Perhaps even more disturbing than such confusing statements scattered throughout the film, were the things it doesn’t say. The name of Ferdinand E. Marcos, Sr. (FEM) is rarely heard said out loud in Katips. Usually, FEM is warily alluded to as ang Apo, like a blind item in a gossip column. Through his publicist, Tañada clarified: “Although most of the dialogues referred Marcos as Apo, Marcos was mentioned in some of the song lyrics, to wit — ‘Mga traydor na tauhan ni Marcos,’ ‘Bakit naman kapit tuko si Marcos’ in ‘First Quarter Storm’; ‘Medalya ni Marcos ay pulos kasinungalingan,’ ‘Sapatos ni Imelda aking pag-iinitan,’ in ‘Subersibo’ (Note: Imelda Marcos’s shoe fetish was only revealed after the EDSA People Power Revolution in 1986, and not during the early years of Marcos Martial Law.); ‘Kay Marcos ako’y loyalista’ in ‘Love si Apo na Masugid’; ‘’Wag lang siyang kakantiin, makakatikim si Marcos sa akin’ in ‘Salising Landasin.’”

Again, Tañada cites “literary device” as his reason: “Marcos was referred as Apo in order to show that Tatang was writing a literary novel. Songs mentioned ‘Marcos’ to provide a literary device that Music is a universal language and most of the times bare truth (sic) than the spoken lines.”

Raissa Espinosa Robles, the author of Marcos Martial Law: Never Again, has stressed how important it is to always name Ferdinand E. Marcos, Sr. as the lead author and implementer of Proclamation 1081 which placed the entire Philippines under martial law from 1972 to 1981. Marcos lifted martial law in 1981 before the visit of the popular Pope John Paul II, but it was only on paper, as he effectively continued to wield all his authoritarian powers. Robles believes we owe it to the thousands of Filipinos martyred and persecuted then, to at least keep on calling out the one who was responsible: Marcos’ owns martial law, from the human rights abuses and including the dire economic fallout that plunged the Philippines from being a promising young nation to the sick man of Asia, who always seems to be in relapse.

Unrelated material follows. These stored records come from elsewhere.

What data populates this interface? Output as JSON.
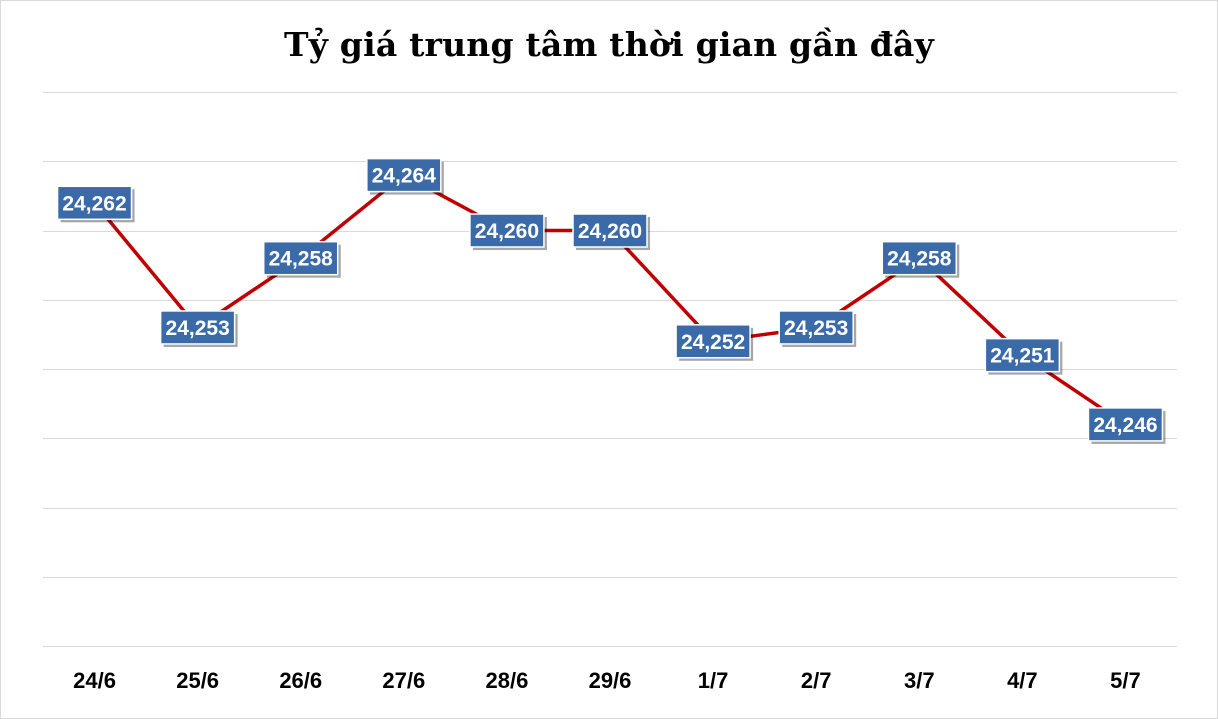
{
  "chart_data": {
    "type": "line",
    "title": "Tỷ giá trung tâm thời gian gần đây",
    "categories": [
      "24/6",
      "25/6",
      "26/6",
      "27/6",
      "28/6",
      "29/6",
      "1/7",
      "2/7",
      "3/7",
      "4/7",
      "5/7"
    ],
    "series": [
      {
        "values": [
          24262,
          24253,
          24258,
          24264,
          24260,
          24260,
          24252,
          24253,
          24258,
          24251,
          24246
        ],
        "labels": [
          "24,262",
          "24,253",
          "24,258",
          "24,264",
          "24,260",
          "24,260",
          "24,252",
          "24,253",
          "24,258",
          "24,251",
          "24,246"
        ],
        "color": "#c00000"
      }
    ],
    "ylim": [
      24230,
      24270
    ],
    "grid": true,
    "legend": "none",
    "colors": {
      "line": "#c00000",
      "label_fill": "#3a6aa8",
      "label_text": "#ffffff",
      "grid": "#d9d9d9"
    }
  }
}
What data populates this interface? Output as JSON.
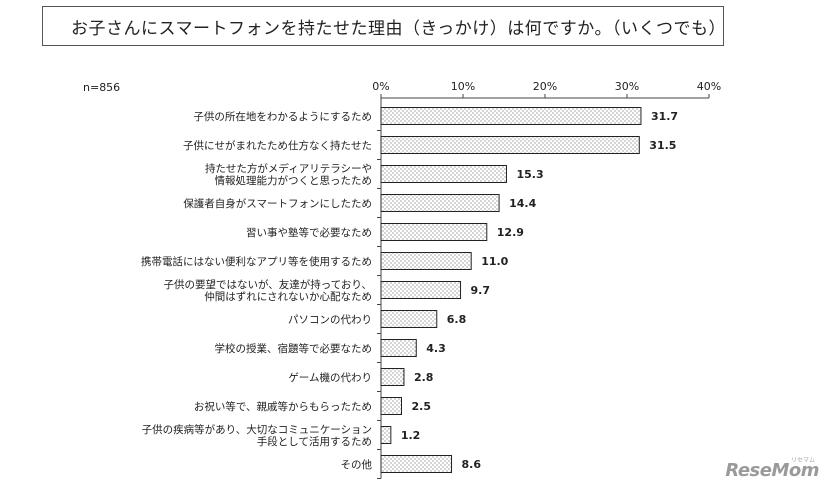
{
  "title": "お子さんにスマートフォンを持たせた理由（きっかけ）は何ですか。（いくつでも）",
  "chart_data": {
    "type": "bar",
    "orientation": "horizontal",
    "sample_label": "n=856",
    "categories": [
      [
        "子供の所在地をわかるようにするため"
      ],
      [
        "子供にせがまれたため仕方なく持たせた"
      ],
      [
        "持たせた方がメディアリテラシーや",
        "情報処理能力がつくと思ったため"
      ],
      [
        "保護者自身がスマートフォンにしたため"
      ],
      [
        "習い事や塾等で必要なため"
      ],
      [
        "携帯電話にはない便利なアプリ等を使用するため"
      ],
      [
        "子供の要望ではないが、友達が持っており、",
        "仲間はずれにされないか心配なため"
      ],
      [
        "パソコンの代わり"
      ],
      [
        "学校の授業、宿題等で必要なため"
      ],
      [
        "ゲーム機の代わり"
      ],
      [
        "お祝い等で、親戚等からもらったため"
      ],
      [
        "子供の疾病等があり、大切なコミュニケーション",
        "手段として活用するため"
      ],
      [
        "その他"
      ]
    ],
    "values": [
      31.7,
      31.5,
      15.3,
      14.4,
      12.9,
      11.0,
      9.7,
      6.8,
      4.3,
      2.8,
      2.5,
      1.2,
      8.6
    ],
    "value_labels": [
      "31.7",
      "31.5",
      "15.3",
      "14.4",
      "12.9",
      "11.0",
      "9.7",
      "6.8",
      "4.3",
      "2.8",
      "2.5",
      "1.2",
      "8.6"
    ],
    "xlim": [
      0,
      40
    ],
    "ticks": [
      0,
      10,
      20,
      30,
      40
    ],
    "tick_labels": [
      "0%",
      "10%",
      "20%",
      "30%",
      "40%"
    ],
    "axis_position": "top",
    "grid": false,
    "bar_fill": "dotted",
    "bar_color": "#ffffff",
    "bar_stroke": "#222222"
  },
  "watermark": {
    "text": "ReseMom",
    "subtext": "リセマム"
  }
}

Incongruously and disturbingly, the name Marcos does appear visually as vivid playfully floating colorful graphics bannering Marcos’ infrastructure achievements in Lou Veloso’s long Metro Aide dance number. It is an homage to Aling Otik’s Metro Aide dance in Ishmael Bernal’s film Tisoy (Nonoy Marcelo who created Tisoy had also made a cartoon animation of Philippine History for Senator Imee Marcos). It actually reinforces the Marcos apologists’ claim that all that infrastructure proves that Marcos Martial Law was a real golden age. Hmmm…

A similarly unseemly gingerliness in IDing the bad guys applies to calling the dreaded Metrocom by its name. In Katips, they are coyly referred to as the Metropol or even as the Guardia Civil. Again Tañada cites Tatang’s literary aspirations: “Guardia Civil was mentioned metaphorically after Panyong described themselves as Modern Day Katipuneros who represented Bonifacio, Rizal, Jacinto, Tandang Sora, etc. Metrocom was changed to Metropol to show (sic) literary aspect to Tatang’s novel.”

So, it seems it’s still not safe, after nearly half a century’s distance, to use the powerful’s real names and literally call them out. As the late numero uno Marites ng Bayan, Inday Badiday might say: “Careful, careful…” Rumor-mongering was a crime under Marcos Martial Law.